La toute première réunion de l’Instance supérieure, jeudi 17 mars, a été le théâtre de violents affrontements verbaux, au point qu’elle a rapidement été ajournée. Sans être « opposé a priori à sa création », le Parti communiste des ouvriers de Tunisie (PCOT) a ainsi eu de nombreux griefs à exprimer, explique son représentant en France, Adel Thabet. Outre la composition décidée « sans concertation » par l’exécutif, c’est surtout « l’absence de représentation des principaux acteurs de la Révolution » qui le choque. Ni les Conseils de protection de la Révolution qui se sont créés dans les régions, ni les organisations de jeunesse ne sont en effet représentés. Un comble, alors que l’âge avancé de Béji Caïd Essebsi comme celui de son prédécesseur à la tête du gouvernement, Mohammed Ghannouchi, ont fait l’objet de critiques acerbes.

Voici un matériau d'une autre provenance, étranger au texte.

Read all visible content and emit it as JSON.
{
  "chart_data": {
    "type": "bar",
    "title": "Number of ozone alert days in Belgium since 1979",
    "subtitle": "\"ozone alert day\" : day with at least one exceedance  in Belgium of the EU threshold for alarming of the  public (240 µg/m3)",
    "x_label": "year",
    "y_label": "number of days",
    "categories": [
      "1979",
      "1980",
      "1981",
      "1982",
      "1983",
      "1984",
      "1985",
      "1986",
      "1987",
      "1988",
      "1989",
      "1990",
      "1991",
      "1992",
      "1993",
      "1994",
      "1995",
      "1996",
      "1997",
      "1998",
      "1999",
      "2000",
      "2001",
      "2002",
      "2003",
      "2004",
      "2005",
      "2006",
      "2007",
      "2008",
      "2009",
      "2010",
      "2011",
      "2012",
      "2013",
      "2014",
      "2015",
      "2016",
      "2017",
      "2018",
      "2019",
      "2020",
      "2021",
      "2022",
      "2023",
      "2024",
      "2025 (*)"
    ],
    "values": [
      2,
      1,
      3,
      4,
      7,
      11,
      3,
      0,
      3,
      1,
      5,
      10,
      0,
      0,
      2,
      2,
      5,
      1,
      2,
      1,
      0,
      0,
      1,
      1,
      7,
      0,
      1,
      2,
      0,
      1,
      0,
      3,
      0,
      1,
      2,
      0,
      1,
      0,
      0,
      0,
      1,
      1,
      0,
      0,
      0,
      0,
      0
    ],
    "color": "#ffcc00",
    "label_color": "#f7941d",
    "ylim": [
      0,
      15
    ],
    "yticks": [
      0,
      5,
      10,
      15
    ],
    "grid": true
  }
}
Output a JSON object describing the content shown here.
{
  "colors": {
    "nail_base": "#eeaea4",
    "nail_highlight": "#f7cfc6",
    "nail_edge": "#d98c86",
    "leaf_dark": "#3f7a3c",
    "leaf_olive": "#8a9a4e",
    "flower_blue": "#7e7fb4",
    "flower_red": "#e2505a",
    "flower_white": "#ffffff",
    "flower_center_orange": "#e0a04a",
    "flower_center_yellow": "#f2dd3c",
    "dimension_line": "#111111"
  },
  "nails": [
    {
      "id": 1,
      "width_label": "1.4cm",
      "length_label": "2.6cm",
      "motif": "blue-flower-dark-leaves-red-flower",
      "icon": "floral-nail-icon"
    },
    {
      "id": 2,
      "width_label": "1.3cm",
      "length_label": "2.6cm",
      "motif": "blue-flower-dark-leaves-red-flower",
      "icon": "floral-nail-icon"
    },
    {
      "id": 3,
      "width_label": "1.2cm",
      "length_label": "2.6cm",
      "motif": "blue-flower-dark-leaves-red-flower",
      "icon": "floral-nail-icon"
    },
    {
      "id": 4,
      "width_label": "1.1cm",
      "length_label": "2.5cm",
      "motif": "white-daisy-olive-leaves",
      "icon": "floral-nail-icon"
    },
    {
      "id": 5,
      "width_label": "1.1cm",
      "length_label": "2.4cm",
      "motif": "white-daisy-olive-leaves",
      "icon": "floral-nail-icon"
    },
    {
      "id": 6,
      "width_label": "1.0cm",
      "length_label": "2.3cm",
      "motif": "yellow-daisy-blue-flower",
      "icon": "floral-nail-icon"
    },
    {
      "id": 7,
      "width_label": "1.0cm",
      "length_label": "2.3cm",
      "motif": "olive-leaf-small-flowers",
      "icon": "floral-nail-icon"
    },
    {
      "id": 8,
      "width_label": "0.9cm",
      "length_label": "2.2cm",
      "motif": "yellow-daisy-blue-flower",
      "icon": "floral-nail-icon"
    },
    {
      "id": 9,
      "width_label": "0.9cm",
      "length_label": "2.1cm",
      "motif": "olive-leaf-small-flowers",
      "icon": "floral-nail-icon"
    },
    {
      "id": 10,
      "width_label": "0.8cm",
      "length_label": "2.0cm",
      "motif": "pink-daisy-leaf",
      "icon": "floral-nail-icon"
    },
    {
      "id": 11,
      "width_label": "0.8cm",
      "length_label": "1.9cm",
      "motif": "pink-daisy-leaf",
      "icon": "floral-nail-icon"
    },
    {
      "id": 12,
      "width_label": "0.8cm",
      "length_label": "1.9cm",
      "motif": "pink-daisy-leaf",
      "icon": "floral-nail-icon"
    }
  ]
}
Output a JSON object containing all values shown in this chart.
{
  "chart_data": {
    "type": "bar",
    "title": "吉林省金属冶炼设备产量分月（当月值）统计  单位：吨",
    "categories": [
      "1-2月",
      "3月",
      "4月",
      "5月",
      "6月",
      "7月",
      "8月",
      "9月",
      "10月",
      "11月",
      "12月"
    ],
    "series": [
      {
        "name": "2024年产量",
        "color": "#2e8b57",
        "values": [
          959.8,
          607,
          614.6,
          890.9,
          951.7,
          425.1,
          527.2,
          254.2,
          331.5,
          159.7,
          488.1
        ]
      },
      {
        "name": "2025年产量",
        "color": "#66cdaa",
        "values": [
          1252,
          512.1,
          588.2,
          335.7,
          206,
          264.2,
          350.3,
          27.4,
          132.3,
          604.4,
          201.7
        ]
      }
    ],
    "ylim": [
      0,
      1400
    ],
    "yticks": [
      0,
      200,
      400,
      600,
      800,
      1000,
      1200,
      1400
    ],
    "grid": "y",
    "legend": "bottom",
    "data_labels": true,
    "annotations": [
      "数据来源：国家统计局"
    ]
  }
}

Dirigée par le juriste Yadh Ben Achour, l’Instance supérieure comprend 71 membres, dont 12 représentants de partis politiques,18 représentants d’organisations professionnelles ou de syndicats et 42 personnalités politiques. Parmi ces dernières, certaines étaient « extérieures», voire « opposées à la Révolution », note également Adel Thabet, qui dénonce une volonté du gouvernement de limiter le pouvoir de nuisance de l’Instance supérieure en y nommant de nombreuses personnalités à la représentativité aléatoire.

Date et modalités du scrutin

Pour Ahmed Brahim, toutefois, le temps n’est pas à l’emportement ni au « ciblage d’individus » au sein de l’Instance supérieure : « La question de la composition est en train d’être réglée et nous devons à présent travailler sans tarder à l’organisation des élections ». Le maître-mot, pour le premier secrétaire d’Ettajdid, est la recherche du consensus, dans un climat apaisé.

Les détails de la loi électorale devraient être décidés au sein de l’Instance supérieure « par consensus ou bien, à défaut, par un vote », expose Ahmed Brahim. Parmi les enjeux les plus importants figure celui du type d’élection pour l’Assemblée chargée de rédiger la nouvelle Constitution, avec soit un scrutin uninominal à deux tours, soit un scrutin de listes à la proportionnelle. Pour Ettajdid, la première solution pourrait s’avérer dangereuse, en favorisant des « potentats locaux issus du régime de Ben Ali ». Signe que chaque choix doit être soigneusement soupesé.

L’autre question reste la date du scrutin. Adel Thabet estime clairement les délais « trop courts pour organiser des élections crédibles par la majorité du paysage politique ». Et malgré une préférence pour une élection en juillet, Ahmed Brahim reconnait que « les experts internationaux parlent en général d’un délai de 22 semaines nécessaires à l’organisation d’élections sérieuses », et se déclare prêt à discuter.

« Chambre d’enregistrement »

Restera ensuite, pour l’Instance supérieure, à faire reconnaître ses décisions par le gouvernement. Or, dénonce Adel Thabet, l’exécutif tunisien n’y verrait en fait qu’une « chambre d’enregistrement » de ses propres décisions. « Lors de la première réunion, le 17 mars, il a été annoncé que le projet de loi électorale allait y être distribué », raconte-t-il, et ce n’est, d’après le représentant du PCOT, que grâce à ses protestations que l’Instance supérieure pourra disposer d’une plus grande marge de manœuvre.

La solution, pour Ahmed Brahim, est une fois de plus dans le consensus. « Depuis le début de la Révolution, Ettajdid a défendu la création d’une instance consultative, car le gouvernement n’osera pas aller contre des décisions approuvées par une instance aussi diverse dans ses opinions », relativise-t-il. Mais malgré leurs divergences, les deux hommes politiques se rejoignent dans une même conviction : c’est par le vote d’une nouvelle Constitution que la Tunisie tournera avec succès la page de la dictature.